Each day, they wonder if he is alive or dead. If his captors feed him. If he has clothes. If he worries that, after more than 700 days, his family has given up hope.
For nearly two years, the family of Bipin Joshi, a Nepali student who was abducted by Hamas from a southern Israeli settlement on Oct. 7, 2023, has waged a desperate campaign to bring him home to a remote Himalayan village thousands of miles from Israel and Gaza.
But after violent anticorruption protests erupted in Nepal and toppled the government in September, the diplomatic effort to free Mr. Joshi has been tossed into uncertainty. Newly installed leaders in Kathmandu are scrambling to fill empty ministries and rebuild a state from scratch.

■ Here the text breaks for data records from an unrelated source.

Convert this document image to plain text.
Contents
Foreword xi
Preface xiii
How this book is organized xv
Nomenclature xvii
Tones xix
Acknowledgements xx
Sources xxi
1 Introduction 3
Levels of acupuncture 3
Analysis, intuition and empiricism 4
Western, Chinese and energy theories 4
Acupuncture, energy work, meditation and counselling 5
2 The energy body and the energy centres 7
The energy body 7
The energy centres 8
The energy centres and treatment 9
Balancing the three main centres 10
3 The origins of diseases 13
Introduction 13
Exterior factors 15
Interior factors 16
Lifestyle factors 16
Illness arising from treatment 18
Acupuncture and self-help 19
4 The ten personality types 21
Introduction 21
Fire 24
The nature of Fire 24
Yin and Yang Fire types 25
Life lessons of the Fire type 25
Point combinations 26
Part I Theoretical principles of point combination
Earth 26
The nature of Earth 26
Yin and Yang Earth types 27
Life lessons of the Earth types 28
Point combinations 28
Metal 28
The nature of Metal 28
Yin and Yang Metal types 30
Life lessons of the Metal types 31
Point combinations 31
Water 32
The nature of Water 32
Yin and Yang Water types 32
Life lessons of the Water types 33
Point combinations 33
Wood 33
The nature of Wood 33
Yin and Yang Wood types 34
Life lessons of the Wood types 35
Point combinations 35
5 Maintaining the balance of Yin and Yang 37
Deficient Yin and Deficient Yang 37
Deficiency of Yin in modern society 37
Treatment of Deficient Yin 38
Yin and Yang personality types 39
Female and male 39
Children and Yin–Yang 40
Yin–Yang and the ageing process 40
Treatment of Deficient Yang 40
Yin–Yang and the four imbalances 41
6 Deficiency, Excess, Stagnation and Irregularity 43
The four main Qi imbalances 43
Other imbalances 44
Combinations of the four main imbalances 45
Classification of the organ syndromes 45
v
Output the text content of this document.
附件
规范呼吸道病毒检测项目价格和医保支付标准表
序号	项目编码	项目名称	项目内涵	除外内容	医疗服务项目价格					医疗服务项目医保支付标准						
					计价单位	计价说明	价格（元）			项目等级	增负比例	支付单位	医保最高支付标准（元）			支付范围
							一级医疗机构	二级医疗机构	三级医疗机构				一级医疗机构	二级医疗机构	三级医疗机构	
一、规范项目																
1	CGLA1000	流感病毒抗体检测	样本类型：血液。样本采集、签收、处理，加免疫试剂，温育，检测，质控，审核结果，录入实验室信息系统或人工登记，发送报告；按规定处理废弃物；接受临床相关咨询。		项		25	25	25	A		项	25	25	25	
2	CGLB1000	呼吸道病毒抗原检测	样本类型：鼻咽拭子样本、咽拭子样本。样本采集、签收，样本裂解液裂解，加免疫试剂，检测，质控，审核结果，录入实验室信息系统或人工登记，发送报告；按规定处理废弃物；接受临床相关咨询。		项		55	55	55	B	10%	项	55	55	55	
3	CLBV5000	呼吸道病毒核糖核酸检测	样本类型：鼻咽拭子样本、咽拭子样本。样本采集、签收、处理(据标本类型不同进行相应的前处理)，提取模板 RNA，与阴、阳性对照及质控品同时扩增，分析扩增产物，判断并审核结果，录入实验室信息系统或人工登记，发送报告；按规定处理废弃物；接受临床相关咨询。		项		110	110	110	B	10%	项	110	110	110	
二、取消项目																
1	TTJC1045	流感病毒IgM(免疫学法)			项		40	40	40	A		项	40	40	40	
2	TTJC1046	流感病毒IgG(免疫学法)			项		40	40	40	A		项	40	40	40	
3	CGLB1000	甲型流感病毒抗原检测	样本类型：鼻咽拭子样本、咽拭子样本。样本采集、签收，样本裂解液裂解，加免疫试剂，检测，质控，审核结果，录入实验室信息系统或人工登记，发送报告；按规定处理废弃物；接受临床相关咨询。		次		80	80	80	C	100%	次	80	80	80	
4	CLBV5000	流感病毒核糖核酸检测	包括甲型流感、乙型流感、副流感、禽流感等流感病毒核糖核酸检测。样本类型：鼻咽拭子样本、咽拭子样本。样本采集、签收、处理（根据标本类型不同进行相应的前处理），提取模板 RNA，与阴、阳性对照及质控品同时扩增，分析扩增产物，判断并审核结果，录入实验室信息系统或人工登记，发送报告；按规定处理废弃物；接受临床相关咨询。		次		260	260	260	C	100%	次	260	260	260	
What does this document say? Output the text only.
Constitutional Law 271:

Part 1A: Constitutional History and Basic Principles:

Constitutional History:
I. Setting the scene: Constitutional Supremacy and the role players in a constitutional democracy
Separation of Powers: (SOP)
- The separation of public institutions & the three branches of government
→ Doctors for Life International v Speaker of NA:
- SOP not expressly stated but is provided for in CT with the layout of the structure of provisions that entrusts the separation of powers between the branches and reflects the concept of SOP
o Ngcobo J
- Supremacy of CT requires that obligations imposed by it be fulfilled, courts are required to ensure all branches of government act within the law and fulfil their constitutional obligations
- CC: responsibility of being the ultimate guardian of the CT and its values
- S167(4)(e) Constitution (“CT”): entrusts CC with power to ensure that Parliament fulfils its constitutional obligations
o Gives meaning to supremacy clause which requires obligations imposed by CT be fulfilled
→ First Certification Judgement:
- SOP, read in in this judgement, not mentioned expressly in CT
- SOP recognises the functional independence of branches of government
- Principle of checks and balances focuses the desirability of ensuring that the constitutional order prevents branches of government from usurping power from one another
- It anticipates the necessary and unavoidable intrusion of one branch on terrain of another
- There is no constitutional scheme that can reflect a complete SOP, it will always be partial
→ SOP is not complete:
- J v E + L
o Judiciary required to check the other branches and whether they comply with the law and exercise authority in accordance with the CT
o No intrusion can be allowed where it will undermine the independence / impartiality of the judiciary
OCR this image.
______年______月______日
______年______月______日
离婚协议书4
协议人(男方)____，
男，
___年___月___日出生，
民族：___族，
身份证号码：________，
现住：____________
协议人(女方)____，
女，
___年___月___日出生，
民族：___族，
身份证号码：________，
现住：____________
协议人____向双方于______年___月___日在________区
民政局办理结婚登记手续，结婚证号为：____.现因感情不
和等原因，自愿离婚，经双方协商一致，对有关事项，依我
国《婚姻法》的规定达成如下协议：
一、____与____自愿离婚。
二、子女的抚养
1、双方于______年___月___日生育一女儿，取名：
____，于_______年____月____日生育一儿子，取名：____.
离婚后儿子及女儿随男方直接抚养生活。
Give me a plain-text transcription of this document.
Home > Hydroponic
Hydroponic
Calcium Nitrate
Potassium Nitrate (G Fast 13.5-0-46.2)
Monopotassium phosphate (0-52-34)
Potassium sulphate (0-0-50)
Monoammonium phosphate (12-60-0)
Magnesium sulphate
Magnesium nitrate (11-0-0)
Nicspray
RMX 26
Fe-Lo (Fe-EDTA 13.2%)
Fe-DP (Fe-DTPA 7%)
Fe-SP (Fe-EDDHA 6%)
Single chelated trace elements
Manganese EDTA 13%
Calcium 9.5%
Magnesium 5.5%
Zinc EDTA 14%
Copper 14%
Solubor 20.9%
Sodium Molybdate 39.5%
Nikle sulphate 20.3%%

Now, a two-day revolution in Nepal and a two-year war in the Middle East are converging on Mr. Joshi’s case, and an abduction that has flickered in the public consciousness has become even more grave.
“Every day, I think about him, praying to God to save his life,” his mother, Padma Joshi, 48, said in an interview on Wednesday with The New York Times. “He has no side in this war. He is an innocent foreign student. Our humble request to Hamas is to let him go, my son.”
In 2023, Mr. Joshi, then 23, left Nepal to study and work in a rural area of Israel, Kibbutz Alumim, close to the Gaza border. Less than three weeks into his time there, according to Israeli officials, Hamas gunmen stormed a dairy barn where his family said he was sheltering, slaughtering dozens in the settlement and taking him hostage.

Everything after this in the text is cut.